Actually, just recently, didn't peanut butter spawn life? Botulism or e-coli or something? Hehe.

I've also commented on the damn banana video: http://new-atheist.blogspot.com/2006/11/its-bananas.html
To sum up: bananas don't grow in nature, they're "genetically modified" by man to be the fun edible form we know & love, and cannot exist in the wild! *sigh*

The Rev. Jenner J. Hull said...

Holy shit! Sounds like you're from the same Southern VA town I'm from!

Godless Geek said...

The whole Way of the Master series is amusing in a really sad way. Iron Chariots has posted counter arguments of three of them, including the one the banana argument came from.

Naomi said...

I was born in Waynesboro VA, small but lightyears from SW Va. One of the few towns I do know of (kinda) is Big Stone Gap, from the books by Adrianna Triggiana. I think her "Big Cherry Holler" is fictional but BSG isn't!

The closest I physically got to there was Kingsport TN. Beautiful to look at, I know. Easy living? Probably not.

Mix in some gaud-iness and you're lost forever.

David W. said...

I have a friend whose family moved to Waynesboro after we graduated high school. And I have family in Kingsport. Big Stone Gap is further west than we were. I grew up in Galax, directly opposite of Roanoke from Waynesboro, about the same distance.

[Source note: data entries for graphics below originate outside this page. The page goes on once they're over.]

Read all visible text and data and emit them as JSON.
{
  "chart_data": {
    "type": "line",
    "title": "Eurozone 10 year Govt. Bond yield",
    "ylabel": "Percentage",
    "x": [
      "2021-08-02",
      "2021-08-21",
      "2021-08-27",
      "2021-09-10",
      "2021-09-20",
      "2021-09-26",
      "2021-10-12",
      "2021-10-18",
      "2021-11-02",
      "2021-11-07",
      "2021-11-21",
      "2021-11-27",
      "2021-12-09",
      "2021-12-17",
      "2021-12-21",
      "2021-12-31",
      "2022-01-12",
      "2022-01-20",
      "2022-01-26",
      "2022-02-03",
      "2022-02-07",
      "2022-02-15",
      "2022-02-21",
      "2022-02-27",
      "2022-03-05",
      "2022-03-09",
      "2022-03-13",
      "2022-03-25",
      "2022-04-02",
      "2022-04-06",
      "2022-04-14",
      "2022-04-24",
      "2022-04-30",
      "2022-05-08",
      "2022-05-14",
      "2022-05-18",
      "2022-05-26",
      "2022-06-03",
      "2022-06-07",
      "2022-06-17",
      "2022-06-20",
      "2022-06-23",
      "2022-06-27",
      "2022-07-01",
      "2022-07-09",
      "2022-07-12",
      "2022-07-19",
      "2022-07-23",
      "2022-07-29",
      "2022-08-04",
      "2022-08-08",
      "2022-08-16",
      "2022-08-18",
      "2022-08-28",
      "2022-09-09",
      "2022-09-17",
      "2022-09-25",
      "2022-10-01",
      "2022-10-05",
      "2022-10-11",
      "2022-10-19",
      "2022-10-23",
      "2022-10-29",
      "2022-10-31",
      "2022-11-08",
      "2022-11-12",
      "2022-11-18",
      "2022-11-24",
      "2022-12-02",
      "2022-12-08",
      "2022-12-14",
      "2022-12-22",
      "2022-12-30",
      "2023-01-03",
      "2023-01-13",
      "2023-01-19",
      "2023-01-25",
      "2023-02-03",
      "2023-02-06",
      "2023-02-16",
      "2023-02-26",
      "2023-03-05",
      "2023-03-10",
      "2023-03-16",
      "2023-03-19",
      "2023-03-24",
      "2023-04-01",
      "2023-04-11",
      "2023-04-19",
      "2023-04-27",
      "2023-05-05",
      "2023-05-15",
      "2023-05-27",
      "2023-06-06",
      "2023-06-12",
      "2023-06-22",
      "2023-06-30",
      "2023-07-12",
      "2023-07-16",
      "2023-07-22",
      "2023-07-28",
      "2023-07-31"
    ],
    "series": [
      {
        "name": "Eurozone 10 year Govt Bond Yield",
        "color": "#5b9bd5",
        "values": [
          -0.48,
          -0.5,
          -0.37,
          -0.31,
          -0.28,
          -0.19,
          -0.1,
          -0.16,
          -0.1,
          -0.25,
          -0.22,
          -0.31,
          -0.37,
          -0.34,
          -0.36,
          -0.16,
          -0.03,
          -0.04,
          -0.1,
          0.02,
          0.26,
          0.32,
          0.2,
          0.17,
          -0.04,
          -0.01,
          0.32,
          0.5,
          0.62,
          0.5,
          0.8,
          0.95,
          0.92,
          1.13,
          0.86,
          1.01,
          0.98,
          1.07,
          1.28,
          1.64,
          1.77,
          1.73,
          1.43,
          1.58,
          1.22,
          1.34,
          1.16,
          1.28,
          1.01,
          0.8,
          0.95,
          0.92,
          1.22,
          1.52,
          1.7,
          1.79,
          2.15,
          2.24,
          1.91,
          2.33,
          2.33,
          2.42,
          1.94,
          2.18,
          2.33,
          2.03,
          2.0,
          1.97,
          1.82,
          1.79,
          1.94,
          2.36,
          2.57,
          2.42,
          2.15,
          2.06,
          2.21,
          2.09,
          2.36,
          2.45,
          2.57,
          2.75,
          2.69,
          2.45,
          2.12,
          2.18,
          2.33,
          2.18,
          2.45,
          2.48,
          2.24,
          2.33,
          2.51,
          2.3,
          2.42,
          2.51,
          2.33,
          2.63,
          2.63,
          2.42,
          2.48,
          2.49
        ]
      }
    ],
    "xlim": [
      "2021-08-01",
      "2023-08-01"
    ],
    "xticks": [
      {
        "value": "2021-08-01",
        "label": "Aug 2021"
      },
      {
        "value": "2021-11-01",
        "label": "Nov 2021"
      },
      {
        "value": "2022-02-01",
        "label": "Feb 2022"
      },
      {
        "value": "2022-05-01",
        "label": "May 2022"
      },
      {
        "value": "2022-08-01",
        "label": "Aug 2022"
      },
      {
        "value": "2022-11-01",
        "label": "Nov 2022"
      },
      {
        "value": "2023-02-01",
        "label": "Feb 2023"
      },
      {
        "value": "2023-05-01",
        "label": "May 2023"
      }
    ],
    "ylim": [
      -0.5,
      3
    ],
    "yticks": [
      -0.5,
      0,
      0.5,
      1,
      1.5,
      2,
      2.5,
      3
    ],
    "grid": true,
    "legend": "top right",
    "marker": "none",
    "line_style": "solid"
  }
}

Big universe. Small world!

The Alpha said...

Honestly, I don't even think he believes this stuff himself. I think he knows, however, that there are some uneducated people that will believe it. Aside from the fact that evolution and abiogenesis are two different things, I don't seriously think he is that ignorant to assume that the current inability to make life from non-life out of SOME chemical mixtures means that you CAN'T make life from non-life out of ANY chemical mixtures. Additionally, even if we ignored the experiments that created organic material out of inorganic material, it doesn't prove the existence of God. This is what I call "Lies told for God."